Javier Castaño était accueilli par une chaleureuse ovation, dès le paseillo, en reconnaissance à sa présence à Madrid après être passé, dans l’entre-saison, par d’inquiétants mois de maladie heureusement vaincue à ce jour. Son premier miura avait le défaut de jouer de la tête dans ses rencontres aux piques, défaut encore plus flagrant dans la muleta, la faena n’étant qu’une suite de passes mal terminées bien qu’à gauche une série avait momentanément fait oublier cet inconvénient. La mise à mort était laborieuse avec trop de descabellos. Au 5ème, l’assurance dans son positionnement, le maniement de la cape en passes en tablier sur la gauche, plus longues sur le côté droit, les cites, la muleta bien dirigée malgré le calamocheo incessant du toro, Javier Castaño montrait un métier qui semblait avoir disparu la saison passée. En passes rapprochées, car le toro ne se déplaçait quasiment plus s’arrêtant même à moitié passe, il parvenait à tirer tout ce que le toro n’avait pratiquement plus. Une estocade légèrement tendida suffisait.

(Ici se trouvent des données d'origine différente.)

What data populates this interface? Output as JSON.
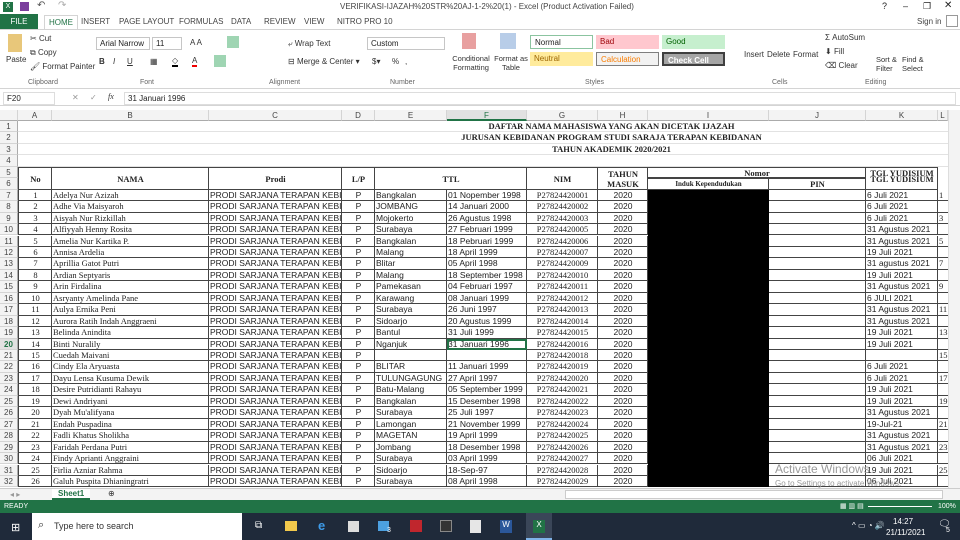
{
  "window": {
    "title": "VERIFIKASI-IJAZAH%20STR%20AJ-1-2%20(1) - Excel (Product Activation Failed)",
    "sign_in": "Sign in",
    "help": "?"
  },
  "tabs": [
    "FILE",
    "HOME",
    "INSERT",
    "PAGE LAYOUT",
    "FORMULAS",
    "DATA",
    "REVIEW",
    "VIEW",
    "NITRO PRO 10"
  ],
  "ribbon": {
    "clipboard": {
      "paste": "Paste",
      "cut": "Cut",
      "copy": "Copy",
      "format_painter": "Format Painter",
      "label": "Clipboard"
    },
    "font": {
      "name": "Arial Narrow",
      "size": "11",
      "bold": "B",
      "italic": "I",
      "underline": "U",
      "label": "Font"
    },
    "alignment": {
      "wrap": "Wrap Text",
      "merge": "Merge & Center",
      "label": "Alignment"
    },
    "number": {
      "format": "Custom",
      "percent": "%",
      "comma": ",",
      "label": "Number"
    },
    "styles": {
      "conditional": "Conditional Formatting",
      "format_table": "Format as Table",
      "normal": "Normal",
      "bad": "Bad",
      "good": "Good",
      "neutral": "Neutral",
      "calculation": "Calculation",
      "check_cell": "Check Cell",
      "label": "Styles"
    },
    "cells": {
      "insert": "Insert",
      "delete": "Delete",
      "format": "Format",
      "label": "Cells"
    },
    "editing": {
      "autosum": "AutoSum",
      "fill": "Fill",
      "clear": "Clear",
      "sort": "Sort & Filter",
      "find": "Find & Select",
      "label": "Editing"
    }
  },
  "formula_bar": {
    "cell_ref": "F20",
    "fx": "fx",
    "value": "31 Januari 1996"
  },
  "columns": [
    "A",
    "B",
    "C",
    "D",
    "E",
    "F",
    "G",
    "H",
    "I",
    "J",
    "K",
    "L"
  ],
  "sheet": {
    "title1": "DAFTAR NAMA MAHASISWA YANG AKAN DICETAK IJAZAH",
    "title2": "JURUSAN KEBIDANAN PROGRAM STUDI SARAJA TERAPAN KEBIDANAN",
    "title3": "TAHUN AKADEMIK 2020/2021",
    "headers": {
      "no": "No",
      "nama": "NAMA",
      "prodi": "Prodi",
      "lp": "L/P",
      "ttl": "TTL",
      "nim": "NIM",
      "tahun": "TAHUN MASUK",
      "nomor": "Nomor",
      "induk": "Induk Kependudukan",
      "pin": "PIN",
      "tgl": "TGL YUDISIUM"
    },
    "rows": [
      [
        "1",
        "Adelya Nur Azizah",
        "PRODI SARJANA TERAPAN KEBIDANAN",
        "P",
        "Bangkalan",
        "01 Nopember 1998",
        "P27824420001",
        "2020",
        "",
        "6 Juli 2021",
        "1"
      ],
      [
        "2",
        "Adhe Via Maisyaroh",
        "PRODI SARJANA TERAPAN KEBIDANAN",
        "P",
        "JOMBANG",
        "14 Januari 2000",
        "P27824420002",
        "2020",
        "",
        "6 Juli 2021",
        ""
      ],
      [
        "3",
        "Aisyah Nur Rizkillah",
        "PRODI SARJANA TERAPAN KEBIDANAN",
        "P",
        "Mojokerto",
        "26 Agustus 1998",
        "P27824420003",
        "2020",
        "",
        "6 Juli 2021",
        "3"
      ],
      [
        "4",
        "Alfiyyah Henny Rosita",
        "PRODI SARJANA TERAPAN KEBIDANAN",
        "P",
        "Surabaya",
        "27 Februari 1999",
        "P27824420005",
        "2020",
        "",
        "31 Agustus 2021",
        ""
      ],
      [
        "5",
        "Amelia Nur Kartika P.",
        "PRODI SARJANA TERAPAN KEBIDANAN",
        "P",
        "Bangkalan",
        "18 Pebruari 1999",
        "P27824420006",
        "2020",
        "",
        "31 Agustus 2021",
        "5"
      ],
      [
        "6",
        "Annisa Ardelia",
        "PRODI SARJANA TERAPAN KEBIDANAN",
        "P",
        "Malang",
        "18 April 1999",
        "P27824420007",
        "2020",
        "",
        "19 Juli 2021",
        ""
      ],
      [
        "7",
        "Aprillia Gatot Putri",
        "PRODI SARJANA TERAPAN KEBIDANAN",
        "P",
        "Blitar",
        "05 April 1998",
        "P27824420009",
        "2020",
        "",
        "31 agustus 2021",
        "7"
      ],
      [
        "8",
        "Ardian Septyaris",
        "PRODI SARJANA TERAPAN KEBIDANAN",
        "P",
        "Malang",
        "18 September 1998",
        "P27824420010",
        "2020",
        "",
        "19 Juli 2021",
        ""
      ],
      [
        "9",
        "Arin Firdalina",
        "PRODI SARJANA TERAPAN KEBIDANAN",
        "P",
        "Pamekasan",
        "04 Februari 1997",
        "P27824420011",
        "2020",
        "",
        "31 Agustus 2021",
        "9"
      ],
      [
        "10",
        "Asryanty Amelinda Pane",
        "PRODI SARJANA TERAPAN KEBIDANAN",
        "P",
        "Karawang",
        "08 Januari 1999",
        "P27824420012",
        "2020",
        "",
        "6 JULI 2021",
        ""
      ],
      [
        "11",
        "Aulya Ernika Peni",
        "PRODI SARJANA TERAPAN KEBIDANAN",
        "P",
        "Surabaya",
        "26 Juni 1997",
        "P27824420013",
        "2020",
        "",
        "31 Agustus 2021",
        "11"
      ],
      [
        "12",
        "Aurora Ratih Indah Anggraeni",
        "PRODI SARJANA TERAPAN KEBIDANAN",
        "P",
        "Sidoarjo",
        "20 Agustus 1999",
        "P27824420014",
        "2020",
        "",
        "31 Agustus 2021",
        ""
      ],
      [
        "13",
        "Belinda Anindita",
        "PRODI SARJANA TERAPAN KEBIDANAN",
        "P",
        "Bantul",
        "31 Juli 1999",
        "P27824420015",
        "2020",
        "",
        "19 Juli 2021",
        "13"
      ],
      [
        "14",
        "Binti Nuralily",
        "PRODI SARJANA TERAPAN KEBIDANAN",
        "P",
        "Nganjuk",
        "31 Januari 1996",
        "P27824420016",
        "2020",
        "",
        "19 Juli 2021",
        ""
      ],
      [
        "15",
        "Cuedah Maivani",
        "PRODI SARJANA TERAPAN KEBIDANAN",
        "P",
        "",
        "",
        "P27824420018",
        "2020",
        "",
        "",
        "15"
      ],
      [
        "16",
        "Cindy Ela Aryuasta",
        "PRODI SARJANA TERAPAN KEBIDANAN",
        "P",
        "BLITAR",
        "11 Januari 1999",
        "P27824420019",
        "2020",
        "",
        "6 Juli 2021",
        ""
      ],
      [
        "17",
        "Dayu Lensa Kusuma Dewik",
        "PRODI SARJANA TERAPAN KEBIDANAN",
        "P",
        "TULUNGAGUNG",
        "27 April 1997",
        "P27824420020",
        "2020",
        "",
        "6 Juli 2021",
        "17"
      ],
      [
        "18",
        "Desire Putridianti Rahayu",
        "PRODI SARJANA TERAPAN KEBIDANAN",
        "P",
        "Batu-Malang",
        "05 September 1999",
        "P27824420021",
        "2020",
        "",
        "19 Juli 2021",
        ""
      ],
      [
        "19",
        "Dewi Andriyani",
        "PRODI SARJANA TERAPAN KEBIDANAN",
        "P",
        "Bangkalan",
        "15 Desember 1998",
        "P27824420022",
        "2020",
        "",
        "19 Juli 2021",
        "19"
      ],
      [
        "20",
        "Dyah Mu'alifyana",
        "PRODI SARJANA TERAPAN KEBIDANAN",
        "P",
        "Surabaya",
        "25 Juli 1997",
        "P27824420023",
        "2020",
        "",
        "31 Agustus 2021",
        ""
      ],
      [
        "21",
        "Endah Puspadina",
        "PRODI SARJANA TERAPAN KEBIDANAN",
        "P",
        "Lamongan",
        "21 November 1999",
        "P27824420024",
        "2020",
        "",
        "19-Jul-21",
        "21"
      ],
      [
        "22",
        "Fadli Khatus Sholikha",
        "PRODI SARJANA TERAPAN KEBIDANAN",
        "P",
        "MAGETAN",
        "19 April 1999",
        "P27824420025",
        "2020",
        "",
        "31 Agustus 2021",
        ""
      ],
      [
        "23",
        "Faridah Perdana Putri",
        "PRODI SARJANA TERAPAN KEBIDANAN",
        "P",
        "Jombang",
        "18 Desember 1998",
        "P27824420026",
        "2020",
        "",
        "31 Agustus 2021",
        "23"
      ],
      [
        "24",
        "Findy Aprianti Anggraini",
        "PRODI SARJANA TERAPAN KEBIDANAN",
        "P",
        "Surabaya",
        "03 April 1999",
        "P27824420027",
        "2020",
        "",
        "06 Juli 2021",
        ""
      ],
      [
        "25",
        "Firlia Azniar Rahma",
        "PRODI SARJANA TERAPAN KEBIDANAN",
        "P",
        "Sidoarjo",
        "18-Sep-97",
        "P27824420028",
        "2020",
        "",
        "19 Juli 2021",
        "25"
      ],
      [
        "26",
        "Galuh Puspita Dhianingratri",
        "PRODI SARJANA TERAPAN KEBIDANAN",
        "P",
        "Surabaya",
        "08 April 1998",
        "P27824420029",
        "2020",
        "",
        "06 Juli 2021",
        ""
      ]
    ]
  },
  "watermark": {
    "line1": "Activate Windows",
    "line2": "Go to Settings to activate Windows."
  },
  "sheet_tab": "Sheet1",
  "status": {
    "text": "READY",
    "zoom": "100%"
  },
  "taskbar": {
    "search_placeholder": "Type here to search",
    "time": "14:27",
    "date": "21/11/2021",
    "mail_badge": "3",
    "notif_badge": "5"
  },
  "colors": {
    "excel_green": "#217346",
    "redaction": "#000000"
  }
}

Manuel Jesús Pérez Mota est un torero vaillant et fin qui n’a pas réussi à se hisser à la hauteur des figuras et se retrouve cantonné dans les cartels des corridas « dures ». Mal servi par le sorteo il touchait deux toros qui, à la muleta, ne "servaient" pas. Son premier se déplaçait au pas, tardo, compliqué par ses coups de cornes intempestifs, ne permettait ni un semblant de faena. Le 6ème, nous avait gratifié d’un beau combat aux piques, d’un démarrage franc, au galop il avait sans doute surpris le picador qui devait rectifier avant de placer sa pique et ce n’est qu’à la troisième que la suerte était réalisée dans toute sa pureté au grand bonheur du public qui ovationnait le picador Francisco Vallejo. Cette bravoure au cheval n’était qu’éphémère car le toro ne terminait aucune passe de muleta et décochait des deux cornes des coups qui frôlaient la poitrine de Perez Mota qui devait en terminer par une estocade en trois-quart de lame, tombée.
Des hommes il y en eut dans les cuadrillas aussi. Tout au long de ses interventions, Raúl Ruiz de celle de Pérez Mota excellait dans la brega et dans deux paires de banderilles au dernier. De même, Fernando Sánchez, dans son style particulier et torero, plantait superbement, aux deux toros de Javier Castaño, des paires de banderilles, citant au pas et court, décomposant les temps et sortant airoso de la suerte.
"Rafaelillo" : un avis et saluts ; silence. Javier Castaño : un avis et silence ; saluts. Pérez Mota : silence aux deux.